Camille Claudel est née le 8 décembre 1864 à Fère-en-Tardenois (Aisne)...

Camille Claudel à Rodin : « Surtout ne me trompez plus »

C’est aujourd’hui,

Vendredi 8 décembre, l’anniversaire de la naissance de Camille Claudel (8 décembre 1864-1943)…

Camille Claudel a été l'élève du sculpteur Auguste Rodin (1840-1917) : l’artiste aura-t-elle fini par dépasser le maître ? L'histoire est connue : le maître de Meudon et son apprentie ont entretenu une relation amoureuse passionnée. La différence d'âge (de 24 ans) des deux amants et la situation patrimoniale du sculpteur ont contribué à rendre cette relation impossible… – Cependant, la raison la plus importante de la rupture (programmée) de cette passion, n’a-t-elle pas plutôt trouvé sa source dans les œuvres respectives des deux artistes, dont les territoires ont fini par se confondre ?...

Claudel et Rodin : un conflit de territoire esthétique…

Camille Claudel avait rejoint Rodin après avoir été enseignée durant une année par Alfred Boucher (1850-1934), un sculpteur qui avait fait fortune dès l’âge de quarante ans ; celui-ci n’aspirant plus qu’à aider les débutants et s’illustrer au travers d’actions de mécénat…

D’extraction modeste, se souvenant de ses débuts difficiles, Alfred Boucher voulant s’investir dans un projet communautaire – rêvant de bâtir une sorte de phalanstère, un hôtel coopératif ; l’an 1900, aura finalement créé une cité d’artistes dans le quinzième arrondissement de la Ville Lumière – à Montparnasse ; laquelle, sur le modèle du Bateau-Lavoir à Montmartre, sera devenue un haut-lieu de la vie artistique parisienne (et internationale) du début du vingtième siècle. En effet, ne serait-ce que par ouïe dire : qui ne connaît pas La Ruche ?...

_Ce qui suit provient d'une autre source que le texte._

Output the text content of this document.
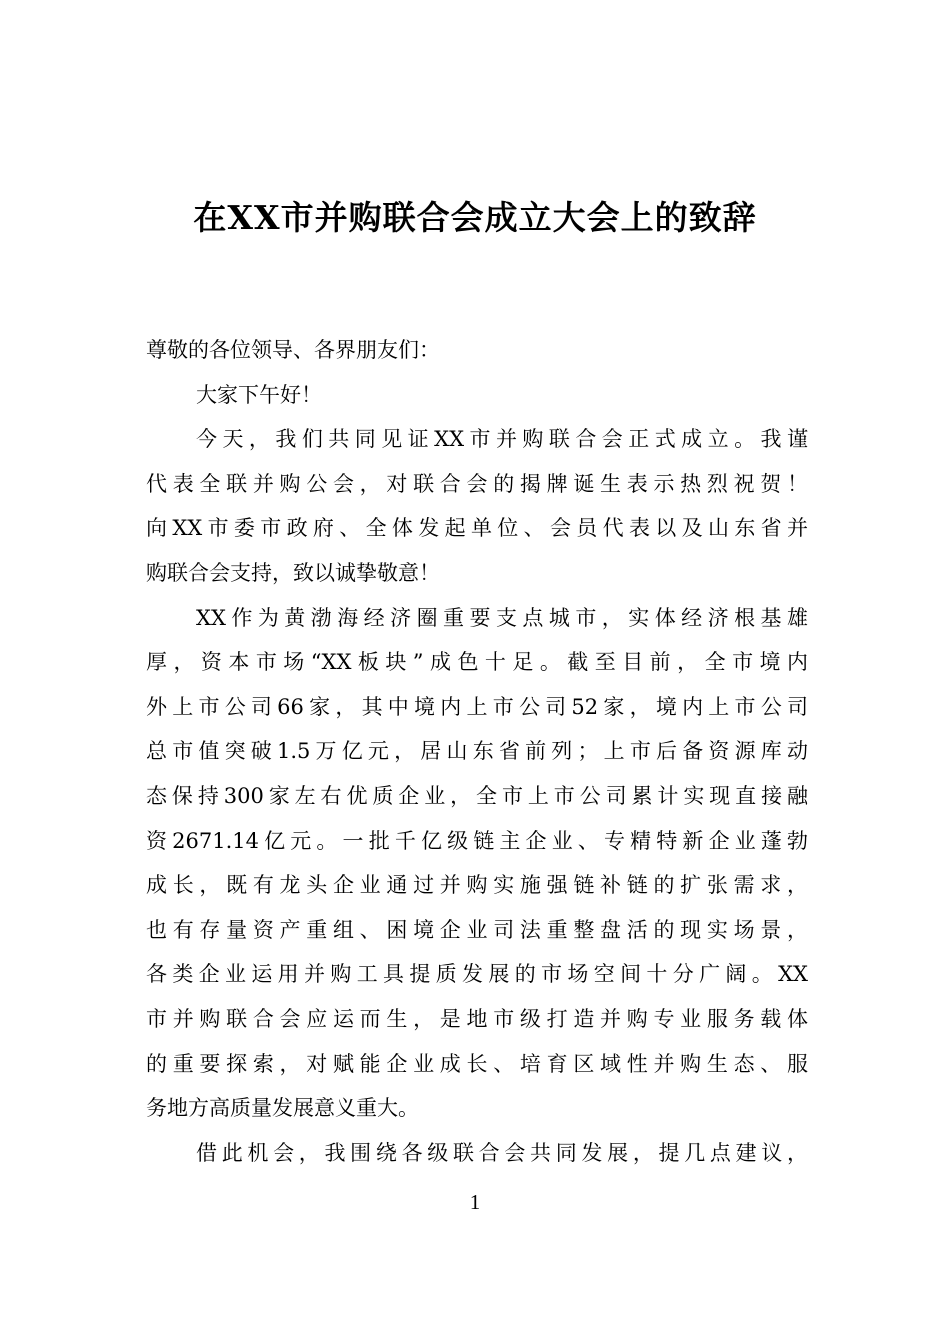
在XX市并购联合会成立大会上的致辞
尊敬的各位领导、各界朋友们：
大家下午好！
今天，我们共同见证XX市并购联合会正式成立。我谨
代表全联并购公会，对联合会的揭牌诞生表示热烈祝贺！
向XX市委市政府、全体发起单位、会员代表以及山东省并
购联合会支持，致以诚挚敬意！
XX作为黄渤海经济圈重要支点城市，实体经济根基雄
厚，资本市场“XX板块”成色十足。截至目前，全市境内
外上市公司66家，其中境内上市公司52家，境内上市公司
总市值突破1.5万亿元，居山东省前列；上市后备资源库动
态保持300家左右优质企业，全市上市公司累计实现直接融
资2671.14亿元。一批千亿级链主企业、专精特新企业蓬勃
成长，既有龙头企业通过并购实施强链补链的扩张需求，
也有存量资产重组、困境企业司法重整盘活的现实场景，
各类企业运用并购工具提质发展的市场空间十分广阔。XX
市并购联合会应运而生，是地市级打造并购专业服务载体
的重要探索，对赋能企业成长、培育区域性并购生态、服
务地方高质量发展意义重大。
借此机会，我围绕各级联合会共同发展，提几点建议，
1
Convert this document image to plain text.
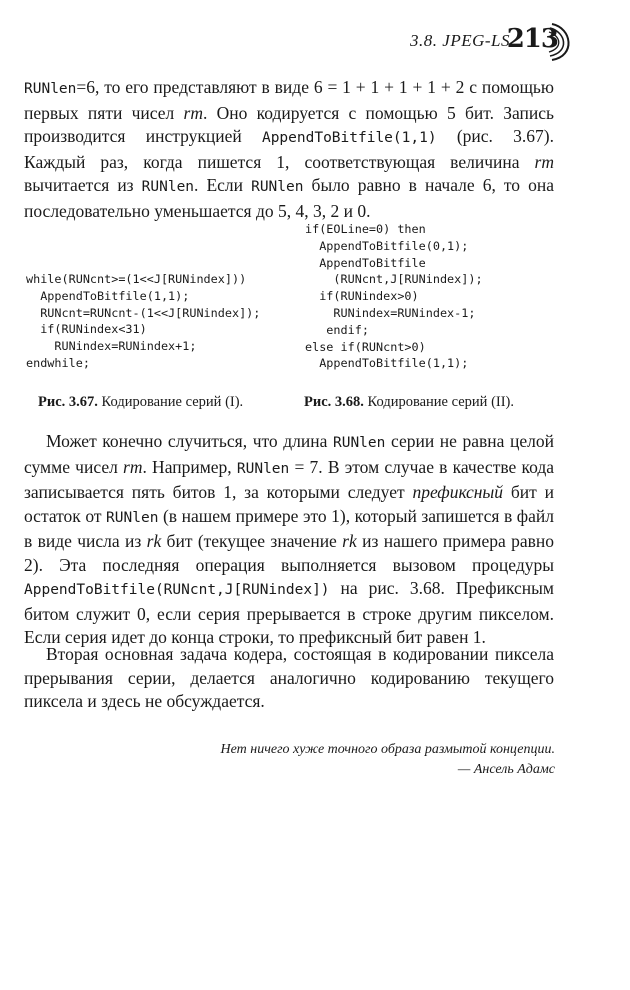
3.8. JPEG-LS
213

RUNlen=6, то его представляют в виде 6 = 1 + 1 + 1 + 1 + 2 с помощью первых пяти чисел rm. Оно кодируется с помощью 5 бит. Запись производится инструкцией AppendToBitfile(1,1) (рис. 3.67). Каждый раз, когда пишется 1, соответствующая величина rm вычитается из RUNlen. Если RUNlen было равно в начале 6, то она последовательно уменьшается до 5, 4, 3, 2 и 0.

while(RUNcnt>=(1<<J[RUNindex]))
AppendToBitfile(1,1);
RUNcnt=RUNcnt-(1<<J[RUNindex]);
if(RUNindex<31)
RUNindex=RUNindex+1;
endwhile;
if(EOLine=0) then
AppendToBitfile(0,1);
AppendToBitfile
(RUNcnt,J[RUNindex]);
if(RUNindex>0)
RUNindex=RUNindex-1;
endif;
else if(RUNcnt>0)
AppendToBitfile(1,1);
Рис. 3.67. Кодирование серий (I).	Рис. 3.68. Кодирование серий (II).

Может конечно случиться, что длина RUNlen серии не равна целой сумме чисел rm. Например, RUNlen = 7. В этом случае в качестве кода записывается пять битов 1, за которыми следует префиксный бит и остаток от RUNlen (в нашем примере это 1), который запишется в файл в виде числа из rk бит (текущее значение rk из нашего примера равно 2). Эта последняя операция выполняется вызовом процедуры AppendToBitfile(RUNcnt,J[RUNindex]) на рис. 3.68. Префиксным битом служит 0, если серия прерывается в строке другим пикселом. Если серия идет до конца строки, то префиксный бит равен 1.

Вторая основная задача кодера, состоящая в кодировании пиксела прерывания серии, делается аналогично кодированию текущего пиксела и здесь не обсуждается.

Нет ничего хуже точного образа размытой концепции.
— Ансель Адамс
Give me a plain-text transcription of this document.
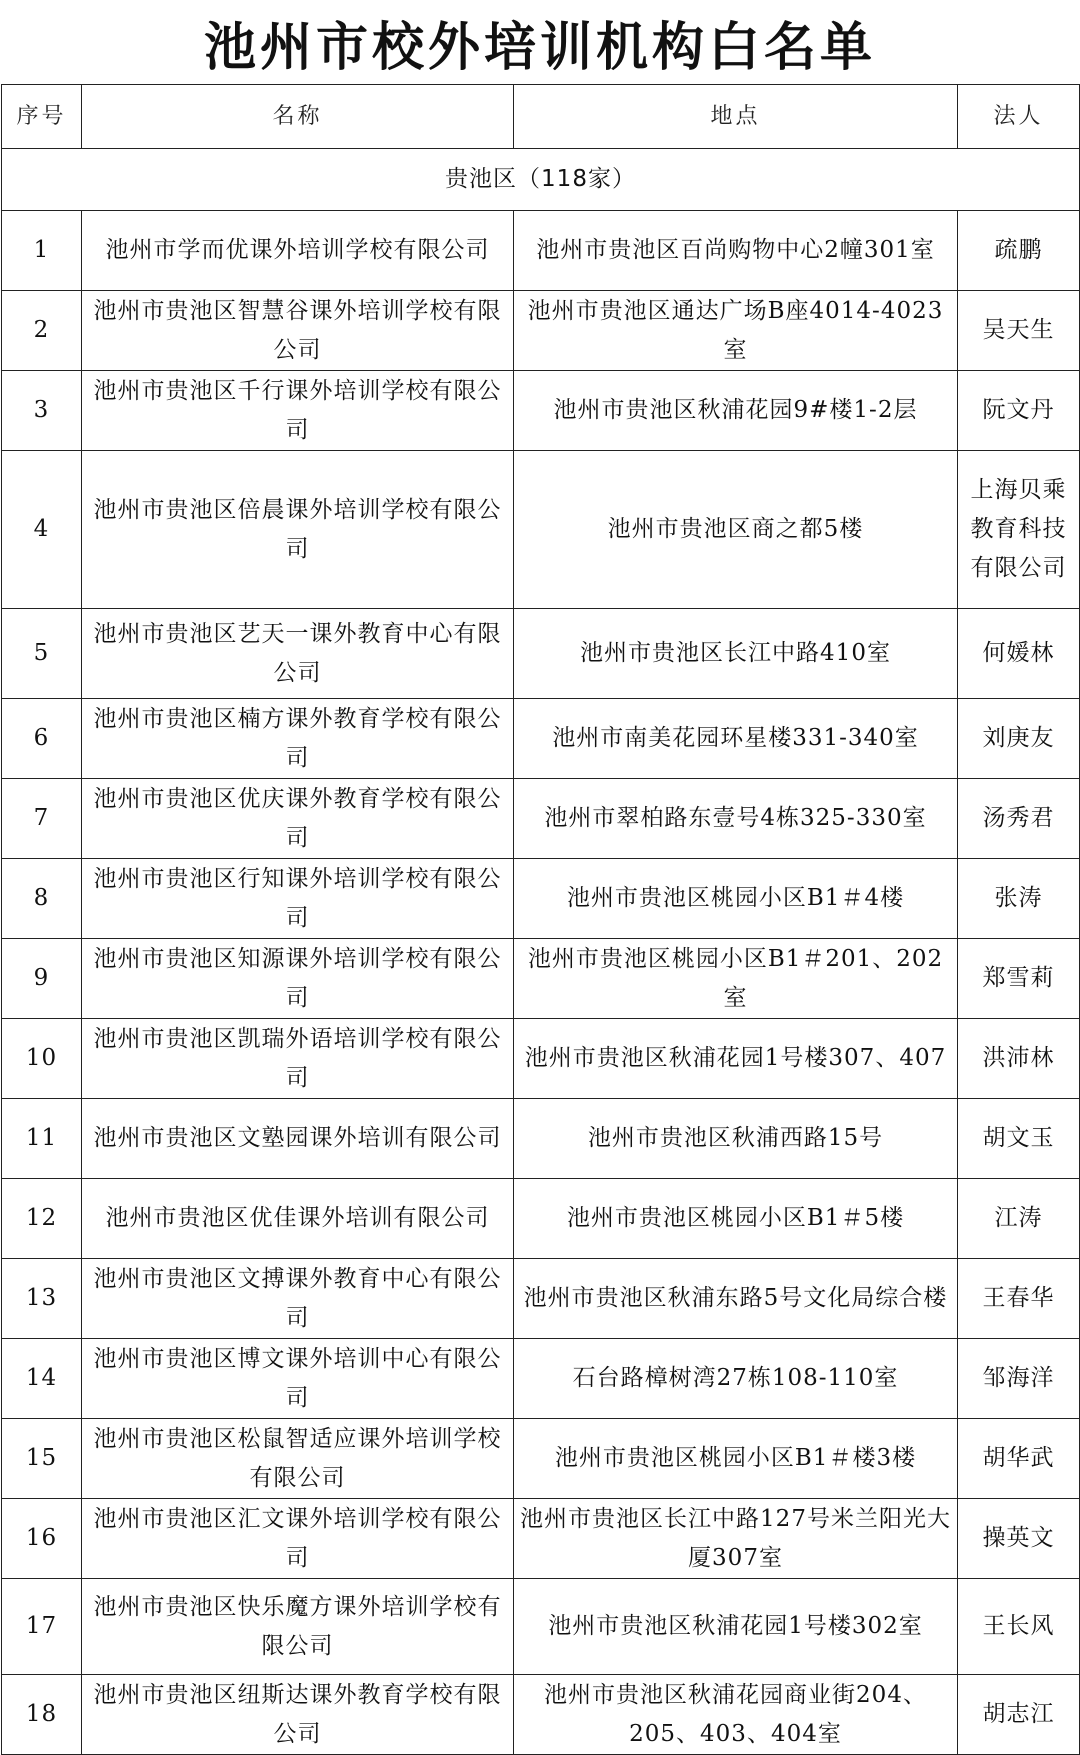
池州市校外培训机构白名单
序号	名称	地点	法人
贵池区（118家）			
1	池州市学而优课外培训学校有限公司	池州市贵池区百尚购物中心2幢301室	疏鹏
2	池州市贵池区智慧谷课外培训学校有限公司	池州市贵池区通达广场B座4014-4023室	吴天生
3	池州市贵池区千行课外培训学校有限公司	池州市贵池区秋浦花园9#楼1-2层	阮文丹
4	池州市贵池区倍晨课外培训学校有限公司	池州市贵池区商之都5楼	上海贝乘教育科技有限公司
5	池州市贵池区艺天一课外教育中心有限公司	池州市贵池区长江中路410室	何媛林
6	池州市贵池区楠方课外教育学校有限公司	池州市南美花园环星楼331-340室	刘庚友
7	池州市贵池区优庆课外教育学校有限公司	池州市翠柏路东壹号4栋325-330室	汤秀君
8	池州市贵池区行知课外培训学校有限公司	池州市贵池区桃园小区B1＃4楼	张涛
9	池州市贵池区知源课外培训学校有限公司	池州市贵池区桃园小区B1＃201、202室	郑雪莉
10	池州市贵池区凯瑞外语培训学校有限公司	池州市贵池区秋浦花园1号楼307、407	洪沛林
11	池州市贵池区文塾园课外培训有限公司	池州市贵池区秋浦西路15号	胡文玉
12	池州市贵池区优佳课外培训有限公司	池州市贵池区桃园小区B1＃5楼	江涛
13	池州市贵池区文搏课外教育中心有限公司	池州市贵池区秋浦东路5号文化局综合楼	王春华
14	池州市贵池区博文课外培训中心有限公司	石台路樟树湾27栋108-110室	邹海洋
15	池州市贵池区松鼠智适应课外培训学校有限公司	池州市贵池区桃园小区B1＃楼3楼	胡华武
16	池州市贵池区汇文课外培训学校有限公司	池州市贵池区长江中路127号米兰阳光大厦307室	操英文
17	池州市贵池区快乐魔方课外培训学校有限公司	池州市贵池区秋浦花园1号楼302室	王长风
18	池州市贵池区纽斯达课外教育学校有限公司	池州市贵池区秋浦花园商业街204、205、403、404室	胡志江
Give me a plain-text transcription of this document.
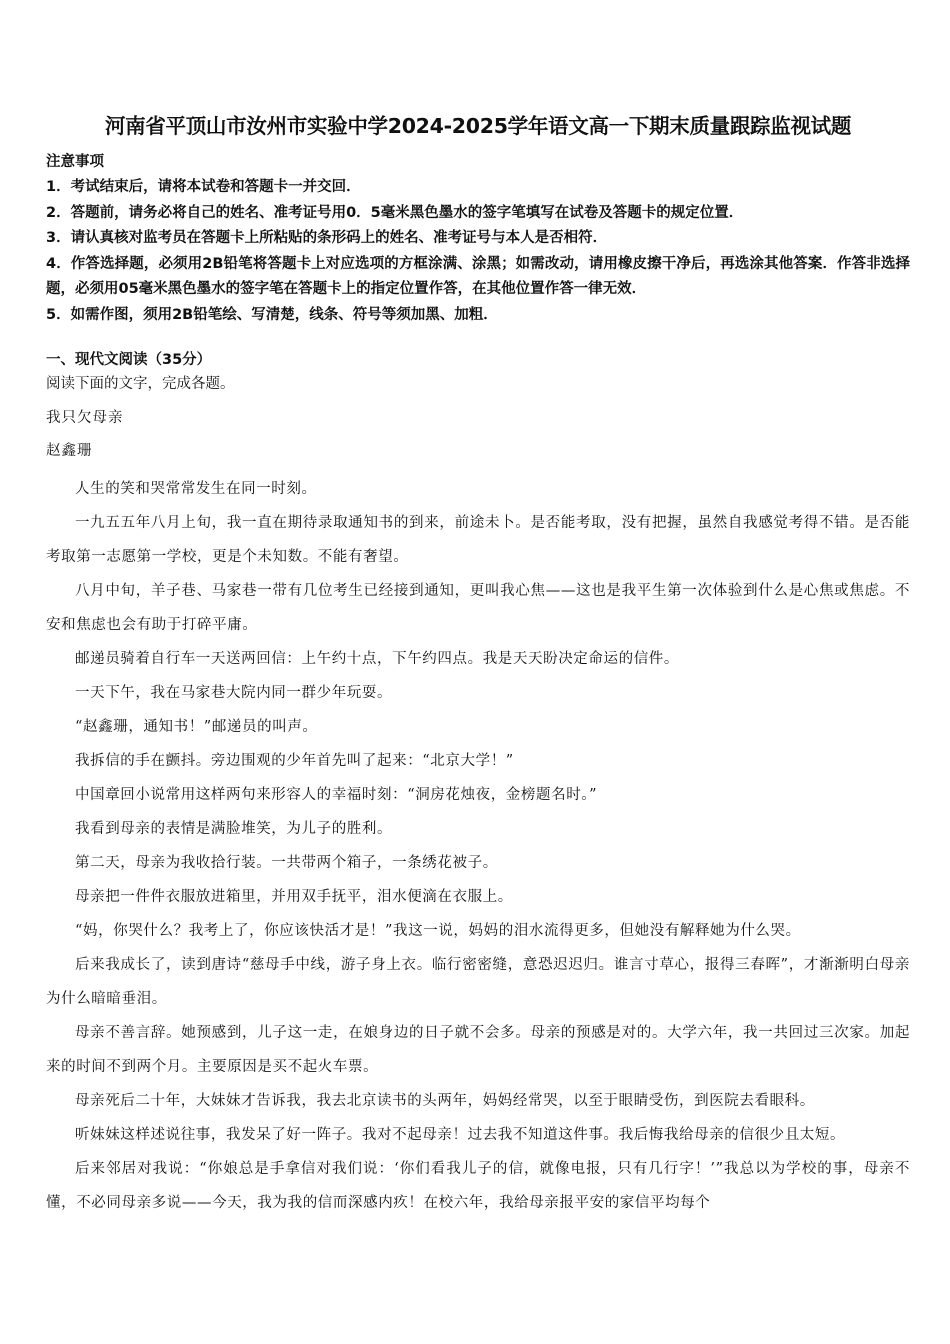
河南省平顶山市汝州市实验中学2024-2025学年语文高一下期末质量跟踪监视试题
注意事项
1．考试结束后，请将本试卷和答题卡一并交回．
2．答题前，请务必将自己的姓名、准考证号用0．5毫米黑色墨水的签字笔填写在试卷及答题卡的规定位置．
3．请认真核对监考员在答题卡上所粘贴的条形码上的姓名、准考证号与本人是否相符．
4．作答选择题，必须用2B铅笔将答题卡上对应选项的方框涂满、涂黑；如需改动，请用橡皮擦干净后，再选涂其他答案．作答非选择题，必须用05毫米黑色墨水的签字笔在答题卡上的指定位置作答，在其他位置作答一律无效．
5．如需作图，须用2B铅笔绘、写清楚，线条、符号等须加黑、加粗．
一、现代文阅读（35分）
阅读下面的文字，完成各题。
我只欠母亲
赵鑫珊

人生的笑和哭常常发生在同一时刻。

一九五五年八月上旬，我一直在期待录取通知书的到来，前途未卜。是否能考取，没有把握，虽然自我感觉考得不错。是否能考取第一志愿第一学校，更是个未知数。不能有奢望。

八月中旬，羊子巷、马家巷一带有几位考生已经接到通知，更叫我心焦——这也是我平生第一次体验到什么是心焦或焦虑。不安和焦虑也会有助于打碎平庸。

邮递员骑着自行车一天送两回信：上午约十点，下午约四点。我是天天盼决定命运的信件。

一天下午，我在马家巷大院内同一群少年玩耍。

“赵鑫珊，通知书！”邮递员的叫声。

我拆信的手在颤抖。旁边围观的少年首先叫了起来：“北京大学！”

中国章回小说常用这样两句来形容人的幸福时刻：“洞房花烛夜，金榜题名时。”

我看到母亲的表情是满脸堆笑，为儿子的胜利。

第二天，母亲为我收拾行装。一共带两个箱子，一条绣花被子。

母亲把一件件衣服放进箱里，并用双手抚平，泪水便滴在衣服上。

“妈，你哭什么？我考上了，你应该快活才是！”我这一说，妈妈的泪水流得更多，但她没有解释她为什么哭。

后来我成长了，读到唐诗“慈母手中线，游子身上衣。临行密密缝，意恐迟迟归。谁言寸草心，报得三春晖”，才渐渐明白母亲为什么暗暗垂泪。

母亲不善言辞。她预感到，儿子这一走，在娘身边的日子就不会多。母亲的预感是对的。大学六年，我一共回过三次家。加起来的时间不到两个月。主要原因是买不起火车票。

母亲死后二十年，大妹妹才告诉我，我去北京读书的头两年，妈妈经常哭，以至于眼睛受伤，到医院去看眼科。

听妹妹这样述说往事，我发呆了好一阵子。我对不起母亲！过去我不知道这件事。我后悔我给母亲的信很少且太短。

后来邻居对我说：“你娘总是手拿信对我们说：‘你们看我儿子的信，就像电报，只有几行字！’”我总以为学校的事，母亲不懂，不必同母亲多说——今天，我为我的信而深感内疚！在校六年，我给母亲报平安的家信平均每个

Village cosmopolite, La Ruche aura hébergé nombre de talents, parmi lesquels, entre autres, les peintres marc Chagall, Marie Laurencin, Modigliani et Soutine ; puis le sculpteur Constantin Brancusi ;  et aussi les poètes Guillaume Apollinaire et Max Jacob…

– Oui, le temps est venu où Claudel, maîtresse de son langage a influencé/alimenté le travail de son mentor au détriment du sien... Entre le maître et l’élève, entre le sculpteur et la muse, entre les amants, après que la fusion sentimentale, physique, intellectuelle et artistique se soit produite : les jeux étaient faits. Il revenait à Claudel de quitter le domicile-atelier de celui qui était déjà considéré tel l'un des Pères de la sculpture moderne.

L’an 1884, quand Camille Claudel avait débarqué à Meudon, chez Rodin, la jeune femme était déjà habituée à mener une vie très libre… Son futur mentor, quant à lui, vivait à Meudon, en concubinage avec sa compagne Rose Beuret (1844-1917), dans la villa des Brillants, attenante aux célèbres ateliers de sculpture.

Auguste Rodin et Rose Beuret vivaient à Meudon en compagnie de leurs chevaux et de leurs chiens, de deux vaches, de poules, de canards et de cygnes ; sans oublier la guenon du couple marital…

Camille Claudel avait été son élève, puis son assistante, puis sa muse, puis sa maîtresse ; l'artiste, désormais – était devenue sa rivale ou bien son obligée, il fallait choisir.

Partir pour conserver le nom de Claudel, ou alors rester et mourir sur le plan artistique – car tout allait disparaître sous la seule signature de celui qui avait déjà des commandes publiques et un nom.

Camille Claudel devait partir ou alors renoncer à son œuvre et sacrifier sa liberté intellectuelle et artistique. Artiste absolue, la jeune femme a quitté le domicile-atelier de Rodin ; et, en même temps, la tutelle du mentor qu'elle avait peut-être fini par dominer sur le plan artistique. Ne reprochait-on pas à Claudel de faire du Rodin et à Rodin de vampiriser Claudel ?

Selon Rodin, toutefois, la sculptrice était bien une grande artiste, et son autonomie ne faisait aucun doute : « Je lui ai montré où trouver de l’or, mais l’or qu’elle trouve est bien à elle. »

Et puis, si l’on se fonde sur les témoignages de ses proches et la légende familiale, on en déduit que Claudel avait toujours sculpté ; d’instinct, à commencer par la terre glaise qu’elle trouvait dans la forêt, aux alentours du village où la famille habitait, à Villeneuve-sur-Fère, une commune située dans le département de l’Aisne, en Région Hauts-de-France.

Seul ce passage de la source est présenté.